After the war, Hanna’s parents made their way to Proskurov – now Khmelnytskyi in Ukraine – before returning to Poland. Hanna returned to Łódź as well, where she was reunited with extended family members. She eventually obtained a visa to go to Mexico. She met and married her husband, Jaime Pankowsky, in Mexico City.

The couple moved to the United States in 1952 and settled in San Antonio, Texas.

Book : East of the Storm (1999)

  • Hanna Davidson Pankowsky, East of the Storm: Outrunning the Holocaust in Russia (Lubbock, TX: Texas Tech University Press, 1999).

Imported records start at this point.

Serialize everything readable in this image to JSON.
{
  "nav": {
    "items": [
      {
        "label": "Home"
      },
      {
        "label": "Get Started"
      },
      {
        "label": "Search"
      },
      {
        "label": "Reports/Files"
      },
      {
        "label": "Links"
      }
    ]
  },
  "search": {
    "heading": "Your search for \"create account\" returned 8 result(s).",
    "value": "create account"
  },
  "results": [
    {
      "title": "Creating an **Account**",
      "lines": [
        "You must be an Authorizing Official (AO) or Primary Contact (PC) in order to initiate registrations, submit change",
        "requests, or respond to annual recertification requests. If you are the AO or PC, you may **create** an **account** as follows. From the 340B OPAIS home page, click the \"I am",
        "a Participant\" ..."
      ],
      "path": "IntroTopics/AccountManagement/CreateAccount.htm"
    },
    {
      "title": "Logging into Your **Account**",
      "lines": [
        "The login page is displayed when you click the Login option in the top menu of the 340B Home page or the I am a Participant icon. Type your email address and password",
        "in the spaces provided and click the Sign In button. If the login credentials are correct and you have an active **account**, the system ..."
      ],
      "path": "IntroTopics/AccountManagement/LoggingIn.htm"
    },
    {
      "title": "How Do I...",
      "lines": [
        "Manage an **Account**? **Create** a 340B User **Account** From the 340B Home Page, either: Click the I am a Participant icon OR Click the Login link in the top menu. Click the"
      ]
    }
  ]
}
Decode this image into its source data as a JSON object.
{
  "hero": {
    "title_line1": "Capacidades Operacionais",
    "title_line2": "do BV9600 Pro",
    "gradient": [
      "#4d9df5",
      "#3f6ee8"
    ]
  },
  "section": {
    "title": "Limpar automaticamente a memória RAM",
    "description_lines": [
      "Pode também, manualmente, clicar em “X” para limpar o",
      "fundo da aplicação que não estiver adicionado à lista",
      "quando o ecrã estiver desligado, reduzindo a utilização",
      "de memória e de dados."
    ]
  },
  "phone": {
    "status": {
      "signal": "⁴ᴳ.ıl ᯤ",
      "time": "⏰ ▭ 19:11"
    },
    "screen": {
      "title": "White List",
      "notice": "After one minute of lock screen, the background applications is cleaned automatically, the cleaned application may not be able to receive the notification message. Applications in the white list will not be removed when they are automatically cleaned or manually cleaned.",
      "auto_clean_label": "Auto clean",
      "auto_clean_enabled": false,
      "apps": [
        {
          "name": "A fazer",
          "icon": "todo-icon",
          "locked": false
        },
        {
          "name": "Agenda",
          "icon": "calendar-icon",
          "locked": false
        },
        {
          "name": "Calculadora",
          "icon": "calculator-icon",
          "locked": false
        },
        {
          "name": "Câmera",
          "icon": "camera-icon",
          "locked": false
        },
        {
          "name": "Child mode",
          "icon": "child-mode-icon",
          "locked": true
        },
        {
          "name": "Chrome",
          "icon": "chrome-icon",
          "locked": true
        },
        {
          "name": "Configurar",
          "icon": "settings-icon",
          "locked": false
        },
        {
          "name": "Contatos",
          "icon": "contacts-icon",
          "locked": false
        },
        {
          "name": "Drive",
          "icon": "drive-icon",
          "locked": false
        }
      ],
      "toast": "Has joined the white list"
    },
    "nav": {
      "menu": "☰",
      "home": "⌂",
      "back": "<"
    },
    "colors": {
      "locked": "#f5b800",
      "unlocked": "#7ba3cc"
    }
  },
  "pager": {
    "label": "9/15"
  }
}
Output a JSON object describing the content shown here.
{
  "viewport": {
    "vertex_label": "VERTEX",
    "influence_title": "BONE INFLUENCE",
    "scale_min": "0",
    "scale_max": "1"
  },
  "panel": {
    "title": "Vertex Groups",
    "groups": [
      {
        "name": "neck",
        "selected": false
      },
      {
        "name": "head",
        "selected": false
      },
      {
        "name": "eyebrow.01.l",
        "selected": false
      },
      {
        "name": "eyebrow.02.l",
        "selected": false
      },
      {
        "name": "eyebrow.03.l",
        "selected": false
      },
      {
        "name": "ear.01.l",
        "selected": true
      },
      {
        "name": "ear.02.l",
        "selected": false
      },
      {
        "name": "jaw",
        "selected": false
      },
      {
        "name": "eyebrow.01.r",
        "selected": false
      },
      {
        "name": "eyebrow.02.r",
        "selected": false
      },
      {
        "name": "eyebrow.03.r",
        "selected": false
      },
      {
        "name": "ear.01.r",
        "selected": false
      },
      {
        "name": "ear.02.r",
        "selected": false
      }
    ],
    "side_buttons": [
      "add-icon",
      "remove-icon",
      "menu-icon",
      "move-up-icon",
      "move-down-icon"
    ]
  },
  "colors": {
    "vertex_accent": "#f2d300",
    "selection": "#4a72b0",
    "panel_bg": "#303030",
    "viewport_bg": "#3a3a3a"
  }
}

On September 27, 1939, after the Nazi invasion, Poland ceased to exist as a nation. Ten-year-old Hanna Davidson's father, Simon, and older brother, Kazik, had been drafted to defend Warsaw. Hanna and her mother, Sophia, found themselves subjected to Hitler's efforts to dehumanize Poland's Jewish population. But when they got word that Simon and Kazik were alive in the Soviet-occupied zone of Poland, Hanna and her mother decided to risk a harrowing escape from Nazi Poland into safer Soviet territory. With only the clothes on their backs, they left their apartment. If the two-percent chance of surviving the crossing were not daunting enough, then the Davidsons' prospects in the Soviet Union should have been. Simon Davidson's capitalist and anti-communist activities in Poland would brand him an undesirable. Worse, he had been born in Russia - escaping years before by fooling Soviet authorities into presuming him dead - and his resurfacing would endanger those members of his family who remained behind. So the Davidsons were compelled to invent and memorize not only their own new identities but also an extended family history. Moreover, avoiding persecution by the Soviet regime entailed maintaining a pretense of allegiance to Stalin. As recounted by Hanna, the Davidsons' journey into the Soviet interior makes for a singular story.